Claims that power fluctuations on the National Grid will create havoc on Unix-based systems in the South of England were dismissed by the provider as spurious today.
UPS company Chloride claimed the Grid had admitted drops and voltage variations were more frequent because of an increase in demand, with blackouts over the past few months. Chloride claimed the Grid said it had to use emergency measures to maintain supplies.
Chloride had claimed fluctuations could drop from a 240Volts AC supply to as little as 220V, leading to glitches in systems, and said these problems could lead to "the sudden destruction of vital information and the loss of complete corporate networks". That, said a representative, dwarfed the Year 2000 problem.

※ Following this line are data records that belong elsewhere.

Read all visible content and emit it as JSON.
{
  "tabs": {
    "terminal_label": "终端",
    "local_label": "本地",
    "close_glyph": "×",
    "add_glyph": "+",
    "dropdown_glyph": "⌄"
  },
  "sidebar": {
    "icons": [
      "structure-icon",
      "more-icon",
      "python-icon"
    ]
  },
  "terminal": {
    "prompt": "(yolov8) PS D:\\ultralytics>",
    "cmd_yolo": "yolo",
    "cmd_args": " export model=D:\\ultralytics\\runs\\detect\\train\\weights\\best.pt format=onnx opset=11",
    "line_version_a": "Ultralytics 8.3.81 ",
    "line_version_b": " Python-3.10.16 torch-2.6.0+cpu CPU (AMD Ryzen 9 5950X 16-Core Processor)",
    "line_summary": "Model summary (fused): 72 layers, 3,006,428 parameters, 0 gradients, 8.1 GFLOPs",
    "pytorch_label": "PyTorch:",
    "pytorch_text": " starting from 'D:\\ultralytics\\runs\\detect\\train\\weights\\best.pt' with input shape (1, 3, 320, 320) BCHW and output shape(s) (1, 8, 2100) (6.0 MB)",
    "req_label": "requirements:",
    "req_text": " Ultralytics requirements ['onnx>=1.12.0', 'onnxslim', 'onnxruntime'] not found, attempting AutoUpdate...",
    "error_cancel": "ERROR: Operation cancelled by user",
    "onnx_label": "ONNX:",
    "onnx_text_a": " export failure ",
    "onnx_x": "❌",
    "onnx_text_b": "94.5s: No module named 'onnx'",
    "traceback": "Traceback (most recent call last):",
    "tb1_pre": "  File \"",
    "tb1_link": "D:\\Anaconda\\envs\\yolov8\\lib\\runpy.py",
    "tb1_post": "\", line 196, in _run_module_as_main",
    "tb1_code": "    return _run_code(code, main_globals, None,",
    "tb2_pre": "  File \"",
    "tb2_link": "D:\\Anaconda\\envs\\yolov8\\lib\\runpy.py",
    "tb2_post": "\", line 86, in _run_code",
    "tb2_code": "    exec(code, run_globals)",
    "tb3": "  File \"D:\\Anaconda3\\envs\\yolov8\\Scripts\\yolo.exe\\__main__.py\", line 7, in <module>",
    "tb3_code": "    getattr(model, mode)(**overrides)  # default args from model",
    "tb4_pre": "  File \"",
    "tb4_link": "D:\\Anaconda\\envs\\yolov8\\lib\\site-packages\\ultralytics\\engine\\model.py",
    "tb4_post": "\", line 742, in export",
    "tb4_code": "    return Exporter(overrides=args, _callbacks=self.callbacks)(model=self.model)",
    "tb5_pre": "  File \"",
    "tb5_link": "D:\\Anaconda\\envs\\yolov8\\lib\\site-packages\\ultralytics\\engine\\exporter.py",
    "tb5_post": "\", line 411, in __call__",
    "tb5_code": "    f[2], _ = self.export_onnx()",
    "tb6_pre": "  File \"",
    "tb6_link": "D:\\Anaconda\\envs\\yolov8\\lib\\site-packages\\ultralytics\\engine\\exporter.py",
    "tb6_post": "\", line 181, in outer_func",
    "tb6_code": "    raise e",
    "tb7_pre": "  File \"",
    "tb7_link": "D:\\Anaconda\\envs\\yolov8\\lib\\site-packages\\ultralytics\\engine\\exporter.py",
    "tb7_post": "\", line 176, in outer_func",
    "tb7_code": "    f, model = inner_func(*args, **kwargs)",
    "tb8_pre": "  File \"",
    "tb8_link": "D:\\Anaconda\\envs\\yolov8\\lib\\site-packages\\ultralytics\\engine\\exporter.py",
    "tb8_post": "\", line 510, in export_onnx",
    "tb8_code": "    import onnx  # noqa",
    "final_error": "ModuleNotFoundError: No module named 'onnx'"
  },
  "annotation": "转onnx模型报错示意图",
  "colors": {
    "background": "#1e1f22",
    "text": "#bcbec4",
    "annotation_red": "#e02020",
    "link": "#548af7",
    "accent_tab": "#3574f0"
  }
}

But John Washburn, a representative for the National Grid in Coventry, totally dismissed the reports. He said: "We?ve admitted no such thing. We here firmly set parameters on what we must operate." He said Chloride had its own axe to grind selling UPS backup systems. "In the whole of 1995-96 there were no voltage excursions," he said.
Eddie Souza, group software marketing manager at Chloride, said: "We?ve tried to support the Grid. When you come to Unix environments, these variations can cause havoc with the memory. From North to South the voltage becomes unclean."
He cited an admission from NG power systems production manager, John Scott, earlier this year, as the reason for his concern. He had admitted the system was working harder than before and said that surges from the South of England had put pressure on the generation of supplies in the North. Quoted in Electrical Review, Scott had said the power flow was exacerbated because gas-fixed stations have displaced more expensive baseload generation capacity.